A state tax credit is available for alternative fuel vehicle fueling infrastructure installed in the state. The tax credit is equal to 50% of the infrastructure cost. This includes infrastructure for storing or dispensing an alternative fuel into a motor vehicle's fuel tank, as well as infrastructure used for charging electric vehicles. Eligible alternative fuels include natural gas, liquefied petroleum gas, hydrogen, electricity, and any other fuel that is a least 85% ethanol or other alcohol. This credit expires December 31, 2010. (Reference New York Tax Law 187-b)
To the extent that gasoline powered state agency vehicles use central fueling stations, all state agencies and public authorities must use E85 in flexible fuel vehicles (FFVs) whenever it is feasible to do so. The Governor's Clean Fueled Vehicles Council, chaired by the Commissioner of the Office of General Services (OGS) and comprised of the fleet managers of state agencies and public authorities, has taken steps to ensure that, to the greatest extent possible, all FFVs in the state fleet that can use E85 will do so. At least 10% of fuels used in the state fleet must be biodiesel by 2012. The OGS statewide biodiesel contract enables state vehicles to obtain biodiesel fuel in 41 counties. All E85 and biodiesel fueling locations available to New York State vehicles are listed on the OGS Alternative Fueled Vehicles Program Web site. (Reference Executive Order 9, 2008, and Executive Order 142, 2005 (PDF 238KB)) Download Adobe Reader
The New York State Energy Research and Development Authority (NYSERDA), the New York State Thruway Authority, and the New York Department of Environmental Conservation have undertaken a study regarding the feasibility and construction of alternative fueling facilities at gasoline stations located along the New York State Thruway. Once finalized, NYSERDA will prepare and deliver to the governor a report that will include, but not be limited to, the following: 1) the current availability of the various alternative fuels and associated technologies which use alternative fuels for transportation purposes; 2) the projected growth in the availability and use of alternative fuel vehicles (AFVs) for the next 10 years; 3) the current and projected price of the various alternative fuels, AFVs, and alternative fueling equipment for the next 10 years as well as the current and projected cost of operation of alternative fuel vehicles, including incremental cost comparisons; 4) the feasibility of each thruway public facility containing a gasoline station to accommodate one or more alternative fueling facilities. (Reference Assembly Bill 11331, 2005)
New York provides a partial sales and use tax exemption for the incremental cost of new AFVs and for vehicles that are converted to run on alternative fuels. This exemption is effective through October 1, 2006. (Reference New York Tax Law Article 28, Section 1115)

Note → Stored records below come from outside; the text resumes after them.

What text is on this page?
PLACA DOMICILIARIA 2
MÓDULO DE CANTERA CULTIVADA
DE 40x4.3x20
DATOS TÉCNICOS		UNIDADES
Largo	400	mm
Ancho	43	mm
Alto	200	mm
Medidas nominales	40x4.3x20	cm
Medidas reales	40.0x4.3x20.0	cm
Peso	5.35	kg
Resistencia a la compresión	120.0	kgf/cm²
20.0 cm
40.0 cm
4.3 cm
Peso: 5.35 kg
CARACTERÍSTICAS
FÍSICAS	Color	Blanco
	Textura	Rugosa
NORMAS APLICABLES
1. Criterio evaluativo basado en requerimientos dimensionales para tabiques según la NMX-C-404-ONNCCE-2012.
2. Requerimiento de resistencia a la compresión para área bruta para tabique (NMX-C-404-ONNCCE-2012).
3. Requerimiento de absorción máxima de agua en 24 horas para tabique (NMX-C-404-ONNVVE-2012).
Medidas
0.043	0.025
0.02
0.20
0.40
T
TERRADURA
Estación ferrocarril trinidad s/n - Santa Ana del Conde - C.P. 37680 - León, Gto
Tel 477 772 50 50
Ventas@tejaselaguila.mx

New York's Alternative Fuel (Clean Fuel) Vehicle Tax Incentive Program offers tax credits for the purchase of new HEVs, EVs, AFVs, and the installation of clean fuel vehicle refueling property. Purchasers of qualified HEVs are eligible for a tax credit of $2,000. To qualify, a vehicle must draw propulsion energy from both an internal combustion engine (or heat engine that uses combustible fuel) and an energy storage device; and must employ a regenerative braking system that recovers waste energy to charge that device, and, for model year 2004 and later, must meet or exceed the California LEV II emission standard. Purchasers of EVs are eligible for a tax credit of 50% of the incremental cost, up to $5,000 per vehicle. Purchasers of AFVs are eligible for a tax credit worth 60% of the incremental cost of the vehicle. The maximum value of the incentive is $5,000 for vehicles with less than 14,000 pounds (lbs.) gross vehicle weight rating (GVWR), and up to $10,000 for vehicles over 14,000 lbs. GVWR. The tax credit for clean-fuel vehicle refueling property is equal to 50% of the cost of the property. This includes property for storing or dispensing a clean-burning fuel into the fuel tank of a motor vehicle propelled by that fuel, as well as property used for recharging electric vehicles.